Consequently, the second key factor would be higher interest rates. As Roberts highlights, the problem with inflation is that if economists do get their wish for higher prices, such also corresponds historically with higher interest rates. However, every time interest rates have moved up correspondingly with inflation, that never remained the case for long. Although much of the media constantly suggests that interest rates are may surge higher due to economic growth and inflationary pressure, the expert disagrees with that notion. Instead, he sustains that economic growth is “governed” by the level of debt and deficits. And at this point, it isn’t just the heavily leveraged government – it is every single facet of the economy. Debt has exploded in pretty much every sector of the economy throughout the past few years.
“So, how did the Federal Reserve fall into this trap?” one may ask. As people often say, “a crisis happens slowly, then all at once.” Considering interest rates affect “payments,” rising rates are likely to have a negative impact on consumption, housing, and investment, which ultimately halts economic growth. That’s why Roberts argues that “with expectations currently off the charts, literally, it will ultimately be the level of interest rates that triggers some “credit event” that starts the great unwinding. It has happened every time in history.”
So now, the biggest concern for the market going forward is that the current prices are backed by the ambitious idea that the economy will experience a speedy recovery back to pre-recession norms, the health crisis will be swiftly controlled and the widespread distribution of a vaccine would put that chapter behind us. However, considering our real economic prospects, and the emergence of two new virus variants, and the slow speed of vaccination, it’s very unlikely that things will go smoothly, so the Federal Reserve is going to have a huge problem.

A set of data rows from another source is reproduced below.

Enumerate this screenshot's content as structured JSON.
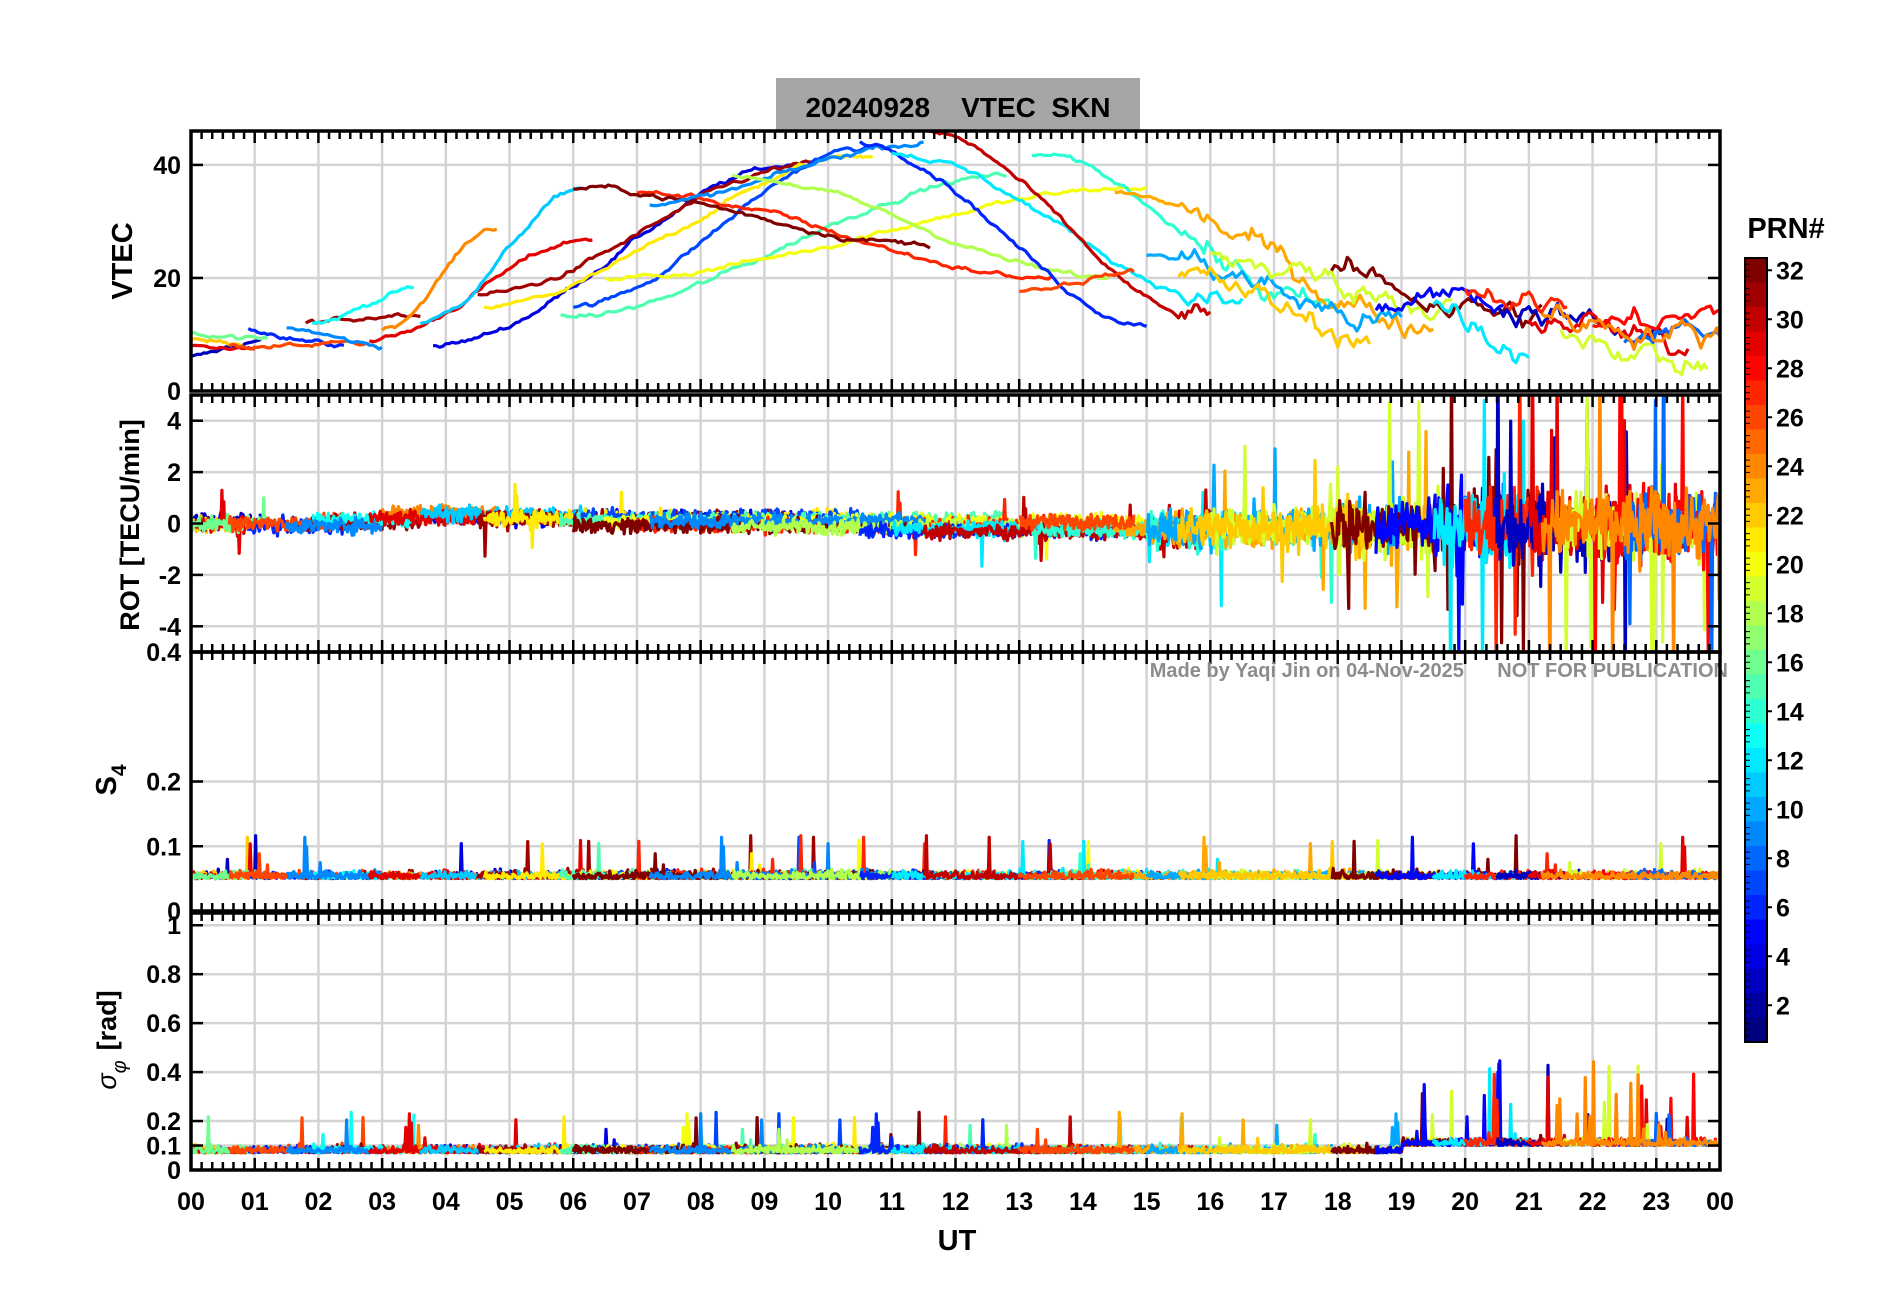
{
  "chart_data": {
    "type": "line",
    "title": "20240928    VTEC  SKN",
    "watermark": "Made by Yaqi Jin on 04-Nov-2025      NOT FOR PUBLICATION",
    "xlabel": "UT",
    "x_ticks": [
      "00",
      "01",
      "02",
      "03",
      "04",
      "05",
      "06",
      "07",
      "08",
      "09",
      "10",
      "11",
      "12",
      "13",
      "14",
      "15",
      "16",
      "17",
      "18",
      "19",
      "20",
      "21",
      "22",
      "23",
      "00"
    ],
    "xlim": [
      0,
      24
    ],
    "colorbar": {
      "label": "PRN#",
      "range": [
        1,
        32
      ],
      "ticks": [
        "2",
        "4",
        "6",
        "8",
        "10",
        "12",
        "14",
        "16",
        "18",
        "20",
        "22",
        "24",
        "26",
        "28",
        "30",
        "32"
      ]
    },
    "panels": [
      {
        "ylabel": "VTEC",
        "ylim": [
          0,
          46
        ],
        "ticks": [
          "0",
          "20",
          "40"
        ],
        "tick_values": [
          0,
          20,
          40
        ],
        "tick_format": "int",
        "kind": "tec"
      },
      {
        "ylabel": "ROT [TECU/min]",
        "ylim": [
          -5,
          5
        ],
        "ticks": [
          "-4",
          "-2",
          "0",
          "2",
          "4"
        ],
        "tick_values": [
          -4,
          -2,
          0,
          2,
          4
        ],
        "kind": "rot"
      },
      {
        "ylabel": "S4",
        "ylabel_main": "S",
        "ylabel_sub": "4",
        "ylim": [
          0,
          0.4
        ],
        "ticks": [
          "0",
          "0.1",
          "0.2",
          "0.4"
        ],
        "tick_values": [
          0,
          0.1,
          0.2,
          0.4
        ],
        "kind": "s4"
      },
      {
        "ylabel": "σ_φ [rad]",
        "ylabel_main": "σ",
        "ylabel_sub": "φ",
        "ylabel_unit": "[rad]",
        "ylim": [
          0,
          1.05
        ],
        "ticks": [
          "0",
          "0.1",
          "0.2",
          "0.4",
          "0.6",
          "0.8",
          "1"
        ],
        "tick_values": [
          0,
          0.1,
          0.2,
          0.4,
          0.6,
          0.8,
          1
        ],
        "kind": "sigma"
      }
    ],
    "series": [
      {
        "prn": 3,
        "start": 0.0,
        "end": 1.1,
        "vtec_start": 6,
        "vtec_end": 9
      },
      {
        "prn": 22,
        "start": 0.0,
        "end": 0.9,
        "vtec_start": 9,
        "vtec_end": 8
      },
      {
        "prn": 29,
        "start": 0.0,
        "end": 1.0,
        "vtec_start": 8,
        "vtec_end": 7
      },
      {
        "prn": 16,
        "start": 0.0,
        "end": 1.2,
        "vtec_start": 10,
        "vtec_end": 9
      },
      {
        "prn": 6,
        "start": 0.9,
        "end": 2.4,
        "vtec_start": 11,
        "vtec_end": 8
      },
      {
        "prn": 26,
        "start": 0.6,
        "end": 2.8,
        "vtec_start": 8,
        "vtec_end": 8
      },
      {
        "prn": 31,
        "start": 1.8,
        "end": 3.6,
        "vtec_start": 12,
        "vtec_end": 14
      },
      {
        "prn": 13,
        "start": 1.9,
        "end": 3.5,
        "vtec_start": 12,
        "vtec_end": 18
      },
      {
        "prn": 9,
        "start": 1.5,
        "end": 3.0,
        "vtec_start": 11,
        "vtec_end": 8
      },
      {
        "prn": 4,
        "start": 3.8,
        "end": 9.5,
        "vtec_start": 8,
        "vtec_end": 40
      },
      {
        "prn": 24,
        "start": 3.0,
        "end": 4.8,
        "vtec_start": 11,
        "vtec_end": 29
      },
      {
        "prn": 29,
        "start": 2.8,
        "end": 6.3,
        "vtec_start": 9,
        "vtec_end": 27
      },
      {
        "prn": 11,
        "start": 3.6,
        "end": 6.2,
        "vtec_start": 12,
        "vtec_end": 36
      },
      {
        "prn": 31,
        "start": 4.5,
        "end": 9.8,
        "vtec_start": 17,
        "vtec_end": 40
      },
      {
        "prn": 21,
        "start": 4.6,
        "end": 10.7,
        "vtec_start": 15,
        "vtec_end": 42
      },
      {
        "prn": 7,
        "start": 6.0,
        "end": 10.6,
        "vtec_start": 15,
        "vtec_end": 43
      },
      {
        "prn": 15,
        "start": 5.8,
        "end": 12.8,
        "vtec_start": 13,
        "vtec_end": 38
      },
      {
        "prn": 20,
        "start": 6.5,
        "end": 15.0,
        "vtec_start": 20,
        "vtec_end": 36
      },
      {
        "prn": 27,
        "start": 7.0,
        "end": 13.5,
        "vtec_start": 35,
        "vtec_end": 20
      },
      {
        "prn": 32,
        "start": 6.0,
        "end": 11.6,
        "vtec_start": 36,
        "vtec_end": 26
      },
      {
        "prn": 9,
        "start": 7.2,
        "end": 11.5,
        "vtec_start": 33,
        "vtec_end": 44
      },
      {
        "prn": 18,
        "start": 8.5,
        "end": 14.4,
        "vtec_start": 38,
        "vtec_end": 20
      },
      {
        "prn": 6,
        "start": 10.5,
        "end": 15.0,
        "vtec_start": 44,
        "vtec_end": 12
      },
      {
        "prn": 12,
        "start": 11.0,
        "end": 16.5,
        "vtec_start": 42,
        "vtec_end": 15
      },
      {
        "prn": 30,
        "start": 11.5,
        "end": 16.0,
        "vtec_start": 46,
        "vtec_end": 12
      },
      {
        "prn": 14,
        "start": 13.2,
        "end": 18.0,
        "vtec_start": 42,
        "vtec_end": 14
      },
      {
        "prn": 23,
        "start": 14.5,
        "end": 19.5,
        "vtec_start": 35,
        "vtec_end": 12
      },
      {
        "prn": 26,
        "start": 13.0,
        "end": 14.8,
        "vtec_start": 18,
        "vtec_end": 21
      },
      {
        "prn": 10,
        "start": 15.0,
        "end": 19.0,
        "vtec_start": 24,
        "vtec_end": 12
      },
      {
        "prn": 19,
        "start": 16.0,
        "end": 19.8,
        "vtec_start": 23,
        "vtec_end": 16
      },
      {
        "prn": 22,
        "start": 15.5,
        "end": 18.5,
        "vtec_start": 20,
        "vtec_end": 10
      },
      {
        "prn": 32,
        "start": 17.9,
        "end": 21.2,
        "vtec_start": 20,
        "vtec_end": 13
      },
      {
        "prn": 5,
        "start": 18.6,
        "end": 20.6,
        "vtec_start": 15,
        "vtec_end": 17
      },
      {
        "prn": 12,
        "start": 19.5,
        "end": 21.0,
        "vtec_start": 15,
        "vtec_end": 8
      },
      {
        "prn": 27,
        "start": 20.0,
        "end": 21.6,
        "vtec_start": 18,
        "vtec_end": 15
      },
      {
        "prn": 3,
        "start": 20.5,
        "end": 23.2,
        "vtec_start": 16,
        "vtec_end": 8
      },
      {
        "prn": 29,
        "start": 21.0,
        "end": 23.5,
        "vtec_start": 14,
        "vtec_end": 7
      },
      {
        "prn": 19,
        "start": 21.5,
        "end": 23.8,
        "vtec_start": 12,
        "vtec_end": 4
      },
      {
        "prn": 28,
        "start": 22.0,
        "end": 24.0,
        "vtec_start": 12,
        "vtec_end": 13
      },
      {
        "prn": 8,
        "start": 22.5,
        "end": 24.0,
        "vtec_start": 10,
        "vtec_end": 11
      },
      {
        "prn": 24,
        "start": 21.2,
        "end": 24.0,
        "vtec_start": 13,
        "vtec_end": 10
      }
    ]
  }
}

Every time excessive bullish optimism takes over the stock market it is eventually met with disappointment. In short, the monumental amounts of liquidity, the strong appetite for speculative risk, and a fear of missing out have all merged to fuel asset bubbles especially in the tech sector, cryptocurrencies, and many other speculative startups in favored market segments. Investors may have created and fuelled the bubble, but policymakers are the ones that will make it all explode. As margin debt keeps spiking and continues to contribute to the speculative frenzy, stock prices will remain trading at record-highs even though our bleak economic outlook won’t sustain all of that optimism. All signs point to a coming market crash and the bursting of the tech bubble. At this stage, there’s no more escape.